I arrived in St Andrews on a Tuesday afternoon in October when the wind coming off the North Sea was doing serious damage to anyone attempting to carry an umbrella, and the town seemed entirely unbothered by this. The students in their red gowns walked into the gale as if it were not happening. The golfers on the Old Course bent into it with a kind of determined acceptance. A woman outside a bakery was eating a pastry and had long since stopped trying to protect it from the wind. I loved this about St Andrews immediately: it is a place that has been dealing with very specific weather for nine hundred years and has arrived at a settled relationship with discomfort.
The cathedral ruins at the town’s eastern edge are the thing that hits you first. Completed in 1158 and destroyed over the following four centuries by Reformation violence and simple abandonment, what remains is the skeletal end walls and a collection of towers that look like something from a dream — or a nightmare, depending on your mood. The bones of the thing are so present, so enormous, that the building feels more present as a ruin than most intact churches feel whole. I stood in the nave — open to the sky — for a long time in the wind, thinking about the scale of what had been lost and made. The graveyard that fills the old floor plan is extraordinary: slate headstones tilting at angles, the inscriptions worn almost smooth.

The town itself is organized around three parallel streets — South Street, Market Street, and North Street — that converge at the cathedral, and this geometry gives it a medieval clarity that the university buildings, scattered among the burgess townhouses, reinforce rather than disrupt. The University of St Andrews is the oldest in Scotland, founded in 1413, and the students in their scarlet gowns — an Elizabethan requirement for spotting them in the local brothels, various people told me, though this may be apocryphal — give the streets a theatrical quality, especially on Sunday mornings when they walk in procession along the pier. I watched this from the harbour wall, eating a warm cheese scone from a paper bag, and felt the pleasant confusion of not being sure which century I was in.
The golf is unavoidable and I say this without resentment.
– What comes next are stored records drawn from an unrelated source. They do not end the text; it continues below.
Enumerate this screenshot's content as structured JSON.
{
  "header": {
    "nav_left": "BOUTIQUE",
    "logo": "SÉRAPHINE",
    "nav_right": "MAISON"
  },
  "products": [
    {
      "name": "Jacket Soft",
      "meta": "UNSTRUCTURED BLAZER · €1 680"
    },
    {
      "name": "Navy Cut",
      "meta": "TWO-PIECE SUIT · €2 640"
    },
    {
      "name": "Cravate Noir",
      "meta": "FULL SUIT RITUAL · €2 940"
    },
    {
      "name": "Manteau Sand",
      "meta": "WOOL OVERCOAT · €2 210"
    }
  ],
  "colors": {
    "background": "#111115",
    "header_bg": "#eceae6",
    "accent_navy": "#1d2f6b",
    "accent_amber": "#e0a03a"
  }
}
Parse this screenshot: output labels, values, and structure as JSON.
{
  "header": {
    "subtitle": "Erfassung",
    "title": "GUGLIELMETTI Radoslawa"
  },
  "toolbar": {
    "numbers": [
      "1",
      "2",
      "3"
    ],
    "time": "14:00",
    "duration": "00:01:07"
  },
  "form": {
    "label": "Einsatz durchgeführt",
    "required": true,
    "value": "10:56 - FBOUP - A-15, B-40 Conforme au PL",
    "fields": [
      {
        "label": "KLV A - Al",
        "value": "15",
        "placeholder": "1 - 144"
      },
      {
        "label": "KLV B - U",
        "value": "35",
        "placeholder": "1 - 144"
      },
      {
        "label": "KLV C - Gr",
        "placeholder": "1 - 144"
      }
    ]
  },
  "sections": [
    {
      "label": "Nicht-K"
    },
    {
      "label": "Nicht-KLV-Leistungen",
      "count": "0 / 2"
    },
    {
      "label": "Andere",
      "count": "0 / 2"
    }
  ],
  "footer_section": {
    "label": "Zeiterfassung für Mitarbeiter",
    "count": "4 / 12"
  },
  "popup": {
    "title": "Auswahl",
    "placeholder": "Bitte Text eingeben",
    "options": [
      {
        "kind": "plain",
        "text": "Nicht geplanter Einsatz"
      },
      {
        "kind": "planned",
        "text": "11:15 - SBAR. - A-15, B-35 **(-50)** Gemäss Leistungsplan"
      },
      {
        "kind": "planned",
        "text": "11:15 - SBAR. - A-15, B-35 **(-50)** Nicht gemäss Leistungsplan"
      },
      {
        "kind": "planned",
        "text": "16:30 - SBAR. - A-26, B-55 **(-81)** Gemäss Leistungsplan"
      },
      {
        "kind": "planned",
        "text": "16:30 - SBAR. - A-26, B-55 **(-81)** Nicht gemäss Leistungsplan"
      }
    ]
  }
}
The Old Course is the most famous golf course in the world and it runs along the coast on the town’s western side, separated from the beach by almost nothing. Even if you don’t play — I don’t — there is something compelling about watching people from every country on earth making the walk of a lifetime along a stretch of coastal turf that has been used for the same purpose since the fifteenth century. The pro shop sells enough branded merchandise to fund a small country. The Swilcan Bridge, a single stone arch over a burn that bisects the course, has been photographed by more people than most major world monuments.

The food is better than a town of this size has any right to expect. The fish and chips on the harbour are as good as anywhere in Scotland — the haddock in a batter that shatters, the chips thick and floury inside. There are also excellent bakeries, a few serious restaurants, and a pie shop on South Street whose steak pie I ate on a bench in the wind and thought about for several days afterward.
When to go: Spring and early summer when the gorse on the coastal path is burning yellow. Autumn is beautiful and the university population fills the town with energy. Avoid the major golf championships — the town locks up completely around them. Winter is bare and cold and oddly peaceful.